If Google is concerned about this, just filtering out these characters makes a lot more sense than penalizing. Some of the webmaters using these may not even thinking about SEO. Think here a teenager who add these to her page title because she saw her girlfriend do it on her site, and just thinks it "looks cool."
Also, I just checked one of my websites that I had put ★ on a couple days ago to see if it was still working... freshbot picked it up and it's now showing in SERPS.
Premature announcement?
The intention behind it is making ultimate users to misunderstand as Google's recommendation.
Premature announcement?
It was not an announcement and it was not displayed for a period of time. It may be similar to the Stemming when it appeared for a time then dissapeared and it is now with us.
I don't know if it will come back but we like to keep everyone up with our observations. How I new it was gone is I keep track of a couple sites that also have the arrow.
Ranksmith,
I don't think for most it is to be construde as Googles recommendation but to attract the viewer to see your listing rather than your competitor.

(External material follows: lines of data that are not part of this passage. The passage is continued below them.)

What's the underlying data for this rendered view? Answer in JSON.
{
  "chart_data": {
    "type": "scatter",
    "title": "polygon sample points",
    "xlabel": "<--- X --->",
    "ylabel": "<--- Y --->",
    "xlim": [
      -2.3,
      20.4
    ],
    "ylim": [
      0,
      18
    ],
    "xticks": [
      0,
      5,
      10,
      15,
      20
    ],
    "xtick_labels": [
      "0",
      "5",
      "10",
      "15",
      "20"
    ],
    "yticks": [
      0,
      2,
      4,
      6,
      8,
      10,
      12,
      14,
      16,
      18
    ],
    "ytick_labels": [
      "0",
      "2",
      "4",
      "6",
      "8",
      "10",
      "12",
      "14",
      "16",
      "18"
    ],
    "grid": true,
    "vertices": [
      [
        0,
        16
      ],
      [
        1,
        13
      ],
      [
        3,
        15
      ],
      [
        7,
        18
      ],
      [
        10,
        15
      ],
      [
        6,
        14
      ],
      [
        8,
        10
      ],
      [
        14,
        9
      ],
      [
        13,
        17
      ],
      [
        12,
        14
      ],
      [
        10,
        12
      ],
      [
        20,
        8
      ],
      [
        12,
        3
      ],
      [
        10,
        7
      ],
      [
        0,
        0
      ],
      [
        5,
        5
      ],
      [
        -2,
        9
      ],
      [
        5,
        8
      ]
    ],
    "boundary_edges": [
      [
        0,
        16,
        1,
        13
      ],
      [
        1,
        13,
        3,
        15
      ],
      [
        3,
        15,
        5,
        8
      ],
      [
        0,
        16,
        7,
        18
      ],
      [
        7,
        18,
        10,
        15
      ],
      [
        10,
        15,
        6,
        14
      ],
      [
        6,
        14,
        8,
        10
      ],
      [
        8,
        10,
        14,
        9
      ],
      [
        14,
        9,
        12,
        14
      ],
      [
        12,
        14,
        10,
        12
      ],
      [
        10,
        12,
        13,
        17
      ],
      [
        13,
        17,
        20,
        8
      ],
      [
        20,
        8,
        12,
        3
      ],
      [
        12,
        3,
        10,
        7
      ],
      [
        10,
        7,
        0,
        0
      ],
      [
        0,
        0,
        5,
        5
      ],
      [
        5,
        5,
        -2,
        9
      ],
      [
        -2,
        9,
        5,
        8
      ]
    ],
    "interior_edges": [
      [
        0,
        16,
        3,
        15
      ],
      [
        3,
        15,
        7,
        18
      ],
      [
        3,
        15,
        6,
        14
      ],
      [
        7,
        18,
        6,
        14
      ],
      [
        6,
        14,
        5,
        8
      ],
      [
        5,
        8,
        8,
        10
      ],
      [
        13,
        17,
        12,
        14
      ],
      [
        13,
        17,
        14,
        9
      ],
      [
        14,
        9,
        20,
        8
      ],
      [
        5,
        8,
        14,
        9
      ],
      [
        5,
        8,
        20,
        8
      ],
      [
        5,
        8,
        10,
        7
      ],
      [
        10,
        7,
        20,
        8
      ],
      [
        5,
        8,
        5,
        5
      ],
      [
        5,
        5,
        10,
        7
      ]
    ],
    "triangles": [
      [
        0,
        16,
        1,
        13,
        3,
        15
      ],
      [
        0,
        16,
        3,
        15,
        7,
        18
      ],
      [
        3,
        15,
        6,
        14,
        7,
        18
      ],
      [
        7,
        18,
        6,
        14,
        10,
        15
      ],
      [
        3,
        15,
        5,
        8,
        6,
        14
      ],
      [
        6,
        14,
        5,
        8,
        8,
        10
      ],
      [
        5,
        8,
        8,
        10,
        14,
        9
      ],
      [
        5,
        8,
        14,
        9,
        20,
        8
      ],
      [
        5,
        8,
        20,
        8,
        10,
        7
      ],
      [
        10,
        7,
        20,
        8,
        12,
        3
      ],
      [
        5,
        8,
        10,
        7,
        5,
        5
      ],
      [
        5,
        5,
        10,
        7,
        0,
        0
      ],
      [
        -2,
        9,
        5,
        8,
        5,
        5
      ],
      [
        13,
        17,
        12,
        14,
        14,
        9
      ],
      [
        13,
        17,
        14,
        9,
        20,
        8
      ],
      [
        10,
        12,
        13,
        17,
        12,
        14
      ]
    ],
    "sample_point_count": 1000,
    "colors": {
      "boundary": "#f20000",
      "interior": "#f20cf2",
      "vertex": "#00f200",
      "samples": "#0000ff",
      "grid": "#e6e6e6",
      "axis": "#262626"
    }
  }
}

I could see that it could have that assumption though it the listing is at or near the top.
This is just another fascinating aspect of the "co-evolutionary" relationship between site designers/optimisers and Google.
Google urges web designers to ask themselves "Would I do this if search engines didn't exist?" -- but to adopt such an approach would be naive. The fact is that search engines not only exist, but sites depend on getting listed in them.
The real trick is to find a balance between usability and findability.
So if the code &oe=UTF-8 is in the URL the eye-candy will show, if not it will be?.